Koi are also heavy and may be difficult for smaller bluegill to eat.
It is important to know if you have koi in your pond that they can grow very large (up to 3 feet long).
Bluegill are not likely to be able to eat your catfish. Catfish, in general, are heavier and can easily defend themselves from bluegill predation.
Catfish do better in large ponds where they have plenty of places to hide from bluegill, and usually prefer live food. That said, catfish will eat a variety of foods including snails, insects, and plants.

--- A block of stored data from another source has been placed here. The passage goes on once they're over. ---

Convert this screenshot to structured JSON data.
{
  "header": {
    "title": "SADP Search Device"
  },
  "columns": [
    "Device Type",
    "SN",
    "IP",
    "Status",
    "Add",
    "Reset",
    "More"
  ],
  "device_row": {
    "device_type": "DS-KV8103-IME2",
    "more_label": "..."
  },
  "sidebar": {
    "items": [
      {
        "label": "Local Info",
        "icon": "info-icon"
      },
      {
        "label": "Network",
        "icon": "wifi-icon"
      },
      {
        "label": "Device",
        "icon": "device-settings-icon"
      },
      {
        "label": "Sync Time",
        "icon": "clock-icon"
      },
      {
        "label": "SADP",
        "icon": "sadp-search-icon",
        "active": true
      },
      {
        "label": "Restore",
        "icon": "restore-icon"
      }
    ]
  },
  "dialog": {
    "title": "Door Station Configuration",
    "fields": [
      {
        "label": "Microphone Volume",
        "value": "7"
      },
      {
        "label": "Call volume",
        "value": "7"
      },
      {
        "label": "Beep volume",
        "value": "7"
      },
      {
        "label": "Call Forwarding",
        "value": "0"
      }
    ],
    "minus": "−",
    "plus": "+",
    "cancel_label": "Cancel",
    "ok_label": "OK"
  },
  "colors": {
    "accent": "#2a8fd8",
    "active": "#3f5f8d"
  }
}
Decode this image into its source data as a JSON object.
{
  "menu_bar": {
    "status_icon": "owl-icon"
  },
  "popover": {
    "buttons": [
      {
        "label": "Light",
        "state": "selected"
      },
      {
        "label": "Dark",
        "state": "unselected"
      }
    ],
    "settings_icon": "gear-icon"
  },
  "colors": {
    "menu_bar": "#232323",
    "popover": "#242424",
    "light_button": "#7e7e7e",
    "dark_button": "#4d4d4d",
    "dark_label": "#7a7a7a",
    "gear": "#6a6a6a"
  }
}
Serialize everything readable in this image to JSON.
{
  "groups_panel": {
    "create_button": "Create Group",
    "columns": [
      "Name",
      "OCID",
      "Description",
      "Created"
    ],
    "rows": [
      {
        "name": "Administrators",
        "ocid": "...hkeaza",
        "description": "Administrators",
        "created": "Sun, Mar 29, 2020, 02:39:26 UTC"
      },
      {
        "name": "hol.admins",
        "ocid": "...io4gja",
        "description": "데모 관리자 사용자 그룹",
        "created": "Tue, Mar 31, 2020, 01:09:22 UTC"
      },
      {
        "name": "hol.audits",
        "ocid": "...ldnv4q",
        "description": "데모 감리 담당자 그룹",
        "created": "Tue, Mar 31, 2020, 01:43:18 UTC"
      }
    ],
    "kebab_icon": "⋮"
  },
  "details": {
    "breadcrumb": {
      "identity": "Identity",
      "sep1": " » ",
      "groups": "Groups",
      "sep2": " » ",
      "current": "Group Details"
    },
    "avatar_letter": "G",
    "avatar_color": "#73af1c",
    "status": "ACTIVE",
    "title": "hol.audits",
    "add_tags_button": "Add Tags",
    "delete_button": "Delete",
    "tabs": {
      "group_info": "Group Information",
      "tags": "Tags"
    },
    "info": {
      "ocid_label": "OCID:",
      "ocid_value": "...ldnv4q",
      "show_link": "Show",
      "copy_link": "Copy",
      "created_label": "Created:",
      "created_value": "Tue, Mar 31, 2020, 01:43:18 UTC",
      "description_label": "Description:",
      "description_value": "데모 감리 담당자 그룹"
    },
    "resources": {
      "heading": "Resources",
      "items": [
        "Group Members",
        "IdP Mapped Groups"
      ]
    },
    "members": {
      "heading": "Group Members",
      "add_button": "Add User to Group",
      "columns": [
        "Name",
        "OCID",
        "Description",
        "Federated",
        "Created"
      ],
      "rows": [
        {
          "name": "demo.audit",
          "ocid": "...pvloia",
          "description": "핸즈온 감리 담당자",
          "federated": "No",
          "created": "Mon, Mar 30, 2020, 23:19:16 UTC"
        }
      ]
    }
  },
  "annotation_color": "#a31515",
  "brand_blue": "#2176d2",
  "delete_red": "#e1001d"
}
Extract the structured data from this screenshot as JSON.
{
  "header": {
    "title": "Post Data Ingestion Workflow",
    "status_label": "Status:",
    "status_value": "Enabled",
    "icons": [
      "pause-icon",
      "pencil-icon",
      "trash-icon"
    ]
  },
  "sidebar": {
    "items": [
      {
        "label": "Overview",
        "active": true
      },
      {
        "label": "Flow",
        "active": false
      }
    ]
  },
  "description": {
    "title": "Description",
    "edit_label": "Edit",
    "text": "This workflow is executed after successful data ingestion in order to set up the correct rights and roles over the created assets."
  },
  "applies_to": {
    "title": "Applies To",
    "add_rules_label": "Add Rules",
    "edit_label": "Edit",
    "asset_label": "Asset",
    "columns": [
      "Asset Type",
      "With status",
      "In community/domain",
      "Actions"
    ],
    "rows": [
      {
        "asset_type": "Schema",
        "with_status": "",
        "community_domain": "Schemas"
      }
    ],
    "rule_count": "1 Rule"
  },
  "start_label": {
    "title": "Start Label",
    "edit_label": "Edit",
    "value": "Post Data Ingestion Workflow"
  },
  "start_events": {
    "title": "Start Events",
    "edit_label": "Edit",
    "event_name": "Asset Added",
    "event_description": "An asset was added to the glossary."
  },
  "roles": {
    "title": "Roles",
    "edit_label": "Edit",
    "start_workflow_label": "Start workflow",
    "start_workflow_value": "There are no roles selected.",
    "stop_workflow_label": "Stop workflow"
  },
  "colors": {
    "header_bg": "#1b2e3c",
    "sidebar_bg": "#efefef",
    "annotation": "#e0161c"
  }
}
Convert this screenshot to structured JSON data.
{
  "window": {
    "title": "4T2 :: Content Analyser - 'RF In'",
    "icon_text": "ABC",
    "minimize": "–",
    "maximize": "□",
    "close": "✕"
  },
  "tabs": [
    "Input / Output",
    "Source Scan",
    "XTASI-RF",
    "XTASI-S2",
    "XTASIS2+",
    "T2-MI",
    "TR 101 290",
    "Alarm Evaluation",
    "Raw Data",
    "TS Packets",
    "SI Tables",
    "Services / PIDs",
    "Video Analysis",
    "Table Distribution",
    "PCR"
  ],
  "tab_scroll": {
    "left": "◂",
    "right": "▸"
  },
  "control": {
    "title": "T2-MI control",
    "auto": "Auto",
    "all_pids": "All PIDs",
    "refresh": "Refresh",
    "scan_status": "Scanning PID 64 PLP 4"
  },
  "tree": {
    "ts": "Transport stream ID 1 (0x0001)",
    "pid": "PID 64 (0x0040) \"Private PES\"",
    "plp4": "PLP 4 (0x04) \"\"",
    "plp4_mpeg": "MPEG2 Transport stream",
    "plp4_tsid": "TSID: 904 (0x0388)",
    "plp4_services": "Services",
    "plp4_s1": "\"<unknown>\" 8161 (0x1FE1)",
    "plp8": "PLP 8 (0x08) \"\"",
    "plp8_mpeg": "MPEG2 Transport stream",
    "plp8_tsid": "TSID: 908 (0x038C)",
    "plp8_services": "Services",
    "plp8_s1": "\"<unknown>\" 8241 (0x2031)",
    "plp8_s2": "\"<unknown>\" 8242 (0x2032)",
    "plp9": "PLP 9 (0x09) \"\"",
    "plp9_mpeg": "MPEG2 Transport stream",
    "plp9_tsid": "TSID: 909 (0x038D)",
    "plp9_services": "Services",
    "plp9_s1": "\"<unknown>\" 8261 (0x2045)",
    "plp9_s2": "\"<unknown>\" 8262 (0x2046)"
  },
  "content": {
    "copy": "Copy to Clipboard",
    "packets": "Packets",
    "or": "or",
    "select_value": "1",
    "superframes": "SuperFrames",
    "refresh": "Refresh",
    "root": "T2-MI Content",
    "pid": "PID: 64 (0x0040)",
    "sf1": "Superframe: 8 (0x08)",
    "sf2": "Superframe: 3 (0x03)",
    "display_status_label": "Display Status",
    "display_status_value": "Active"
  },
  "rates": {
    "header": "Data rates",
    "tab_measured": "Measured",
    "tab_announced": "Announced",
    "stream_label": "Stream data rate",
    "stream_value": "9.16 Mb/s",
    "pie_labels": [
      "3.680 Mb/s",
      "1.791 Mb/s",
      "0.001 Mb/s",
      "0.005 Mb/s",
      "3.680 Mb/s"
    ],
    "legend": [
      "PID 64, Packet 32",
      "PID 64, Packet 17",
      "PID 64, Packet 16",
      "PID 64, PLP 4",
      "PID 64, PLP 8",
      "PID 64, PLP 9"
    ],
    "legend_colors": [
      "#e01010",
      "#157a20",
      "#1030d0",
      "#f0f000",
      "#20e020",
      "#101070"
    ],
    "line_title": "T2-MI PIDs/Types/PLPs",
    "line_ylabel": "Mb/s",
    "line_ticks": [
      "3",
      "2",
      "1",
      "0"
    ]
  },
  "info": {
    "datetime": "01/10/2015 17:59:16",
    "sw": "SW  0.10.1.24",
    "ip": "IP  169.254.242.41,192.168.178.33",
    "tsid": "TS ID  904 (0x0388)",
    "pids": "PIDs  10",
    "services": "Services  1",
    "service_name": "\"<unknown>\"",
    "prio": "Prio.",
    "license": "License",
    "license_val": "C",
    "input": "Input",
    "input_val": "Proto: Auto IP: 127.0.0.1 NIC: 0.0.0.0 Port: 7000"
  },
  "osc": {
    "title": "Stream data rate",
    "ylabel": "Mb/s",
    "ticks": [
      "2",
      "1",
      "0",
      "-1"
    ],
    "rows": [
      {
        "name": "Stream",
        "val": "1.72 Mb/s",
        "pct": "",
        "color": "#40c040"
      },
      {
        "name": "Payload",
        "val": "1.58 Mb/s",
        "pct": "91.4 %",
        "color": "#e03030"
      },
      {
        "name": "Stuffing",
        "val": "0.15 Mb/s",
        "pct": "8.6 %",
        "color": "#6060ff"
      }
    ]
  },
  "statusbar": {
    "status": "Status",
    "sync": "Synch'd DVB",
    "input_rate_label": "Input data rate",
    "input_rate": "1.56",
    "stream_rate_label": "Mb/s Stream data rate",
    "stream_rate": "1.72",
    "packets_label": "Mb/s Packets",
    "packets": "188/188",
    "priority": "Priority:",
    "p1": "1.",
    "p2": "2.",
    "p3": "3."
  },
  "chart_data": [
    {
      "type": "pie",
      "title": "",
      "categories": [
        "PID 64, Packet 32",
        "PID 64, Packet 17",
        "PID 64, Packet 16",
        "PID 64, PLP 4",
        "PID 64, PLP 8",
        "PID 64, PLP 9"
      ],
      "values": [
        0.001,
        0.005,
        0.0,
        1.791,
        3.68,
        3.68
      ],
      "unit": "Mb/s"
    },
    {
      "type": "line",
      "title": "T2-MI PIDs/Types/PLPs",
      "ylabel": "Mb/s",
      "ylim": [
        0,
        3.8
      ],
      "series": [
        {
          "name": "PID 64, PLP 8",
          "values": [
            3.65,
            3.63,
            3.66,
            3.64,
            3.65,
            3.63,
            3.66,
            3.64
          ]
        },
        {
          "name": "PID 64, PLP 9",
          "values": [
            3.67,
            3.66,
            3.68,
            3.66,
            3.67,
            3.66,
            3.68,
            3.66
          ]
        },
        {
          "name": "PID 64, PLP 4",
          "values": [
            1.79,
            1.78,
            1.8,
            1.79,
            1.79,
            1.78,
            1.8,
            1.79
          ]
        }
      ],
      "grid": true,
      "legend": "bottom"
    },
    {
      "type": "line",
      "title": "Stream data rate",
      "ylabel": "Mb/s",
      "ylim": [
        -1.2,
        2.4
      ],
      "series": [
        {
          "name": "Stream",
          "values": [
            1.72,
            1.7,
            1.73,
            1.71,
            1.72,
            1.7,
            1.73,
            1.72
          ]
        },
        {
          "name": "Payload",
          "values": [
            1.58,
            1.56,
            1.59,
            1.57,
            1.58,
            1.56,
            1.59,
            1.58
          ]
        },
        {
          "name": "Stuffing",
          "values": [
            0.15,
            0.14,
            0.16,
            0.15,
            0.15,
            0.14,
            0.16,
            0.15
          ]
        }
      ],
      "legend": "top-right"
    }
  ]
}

Crayfish are a great alternative to fish in your bluegill’s pond. Crayfish can grow large, but they are also more likely to avoid predators than many other pond animals. Crayfish like snails and plants as well, making them a good addition to your garden.
Crayfish do not compete with bluegill for food, but they do compete with bluegill for habitat. Make sure you have plenty of room if you want both of these animals in the same pond.
Black crappie can be a good addition to your bluegill pond as well. They are not likely to cause trouble for bluegill and you may even find the fish swimming together.
Crappie will eat snails, insects, and plants, though they prefer larger insects and crustaceans if available.
You may be able to feed your crappie scraps like bluegill.
Bluegill and goldfish tank requirements
Tank size – 80 gallons is the absolute minimum for a bluegill and goldfish mix, but 80 to 120 gallons is better.
Water temperature – between 68 and 72º F (20 to 22° C)
Water chemistry – rather soft, pH 6.5 to 7.0, and low carbonate hardness (under 10)
Food – quality bluegill food or goldfish flakes plus frozen bloodworms and brine shrimp
Do not stock your bluegill and goldfish tank with too many fish. It’s best to start out with 1 inch (2.5 cm) bluegill and 1-inch goldfish, keeping a 1:1 ratio of fish to tank volume. Many aquarists report success with adding 2-3 additional inches (5-7.5 cm) goldfish in the second year of the mix.
Two bluegills should be compatible with one adult goldfish. If you want to keep more bluegill or goldfish, add them in pairs.